Designing High‑Availability Internet Architecture: Redundancy and Automatic Failover
This article explains how to achieve high availability in internet systems by layering architecture, using redundancy and automatic failover across access, proxy, microservice, middleware, and storage components, and discusses practical techniques, common pitfalls, and operational safeguards for resilient services.
1. Introduction
High availability (HA) aims to keep business services continuously operational from the user’s perspective. Achieving HA requires designing each architectural layer—application, middleware, and data storage—with redundancy and automatic failover so that no single component can become a point of failure.
2. Architecture Layers
Typical internet systems adopt a micro‑service architecture that can be visualized in several logical layers:
Access layer : traffic enters via hardware (e.g., F5) or software load balancers (LVS).
Reverse‑proxy layer : Nginx performs URL‑based routing, rate limiting, etc.
Gateway : handles flow control, risk control, protocol conversion.
Site layer : assembles JSON responses by calling member, promotion services.
Base services : infrastructure‑level micro‑services invoked by business services.
Storage layer : databases such as MySQL or Oracle.
Middleware : Zookeeper, Redis, Elasticsearch, MQ, etc., provide caching, coordination, and messaging.
3. Access & Reverse‑Proxy Layer
Both layers achieve HA through keepalived and LVS clustering. Two LVS instances run in active‑standby mode; the master holds the virtual IP (VIP). If the master fails, keepalived detects the heartbeat loss and promotes the backup, causing the VIP to “float” to the new master. Nginx health checks are also integrated, allowing keepalived to remove unhealthy Nginx nodes from the LVS pool.

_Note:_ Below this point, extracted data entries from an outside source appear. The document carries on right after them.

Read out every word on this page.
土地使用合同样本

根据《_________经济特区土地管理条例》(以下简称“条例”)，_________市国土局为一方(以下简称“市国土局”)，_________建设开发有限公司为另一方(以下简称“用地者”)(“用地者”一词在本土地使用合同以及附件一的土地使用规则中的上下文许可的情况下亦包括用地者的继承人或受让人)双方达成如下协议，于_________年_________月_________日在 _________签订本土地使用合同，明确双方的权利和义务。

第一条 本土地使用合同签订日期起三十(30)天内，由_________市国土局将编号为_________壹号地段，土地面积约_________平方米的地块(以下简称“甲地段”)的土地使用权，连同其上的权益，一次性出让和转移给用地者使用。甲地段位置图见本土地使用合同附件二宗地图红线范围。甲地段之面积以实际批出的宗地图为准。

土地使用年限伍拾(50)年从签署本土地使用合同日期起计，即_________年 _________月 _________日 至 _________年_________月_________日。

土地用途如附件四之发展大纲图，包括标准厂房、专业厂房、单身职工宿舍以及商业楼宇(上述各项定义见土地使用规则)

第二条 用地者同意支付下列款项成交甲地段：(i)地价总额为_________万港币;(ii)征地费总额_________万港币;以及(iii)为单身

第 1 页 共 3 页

4. Micro‑service Layer (Dubbo)
Dubbo relies on a registry (Zookeeper or Nacos) for service discovery. Providers register themselves; consumers pull the provider list and apply load‑balancing. When a provider becomes unavailable, the registry’s heartbeat removes it from the list, achieving automatic failover similar to keepalived.
5. Middleware
5.1 Zookeeper
Zookeeper provides HA through a leader‑follower model. The leader handles all write requests and replicates logs to followers; a majority of followers must acknowledge writes before the leader commits. If the leader fails, followers detect the missing heartbeat and trigger a leader election using the ZAB protocol.
5.2 Redis
Redis HA can be deployed in master‑slave mode or as a sharded cluster. In master‑slave mode, Sentinel processes monitor the master via gossip, and upon master failure, they elect a new master using Raft. In a sharded cluster, each slot is assigned to a master; each master has replicas, and Raft is used to promote a replica when its master dies.
5.3 Elasticsearch
Elasticsearch achieves HA by splitting indices into primary shards and replica shards across multiple nodes. The master node (selected via a Bully‑style election) manages cluster state, while any node can serve read/write requests. Writes go to the primary shard, which then replicates to its replicas.
5.4 Kafka (MQ)
Kafka uses topic partitions replicated across brokers. Each partition has one leader and multiple followers. Followers are cold‑standby; when a leader fails, a follower is elected as the new leader, ensuring continuous message delivery.
6. Storage Layer (MySQL)
MySQL HA mirrors the LVS pattern: master‑slave replication with keepalived provides VIP failover. For large data volumes, sharding (multiple masters) is used, each with its own slaves and keepalived‑driven failover. This ensures both read/write scalability and resilience.
7. Summary & Operational Practices
The core HA principles are redundancy and automatic failover. Most components adopt a single‑master‑multiple‑slave model to simplify consistency, accepting the trade‑off of a single point of failure that is mitigated by rapid leader election.
Beyond architectural HA, production systems must handle traffic spikes, security attacks, code bugs, deployment errors, third‑party failures, and natural disasters. Recommended safeguards include traffic isolation, rate limiting, circuit breaking, risk control, graceful shutdown, blue‑green or canary releases, comprehensive monitoring with alert thresholds, unit testing, full‑chain load testing, and meticulous release tracking for quick rollback.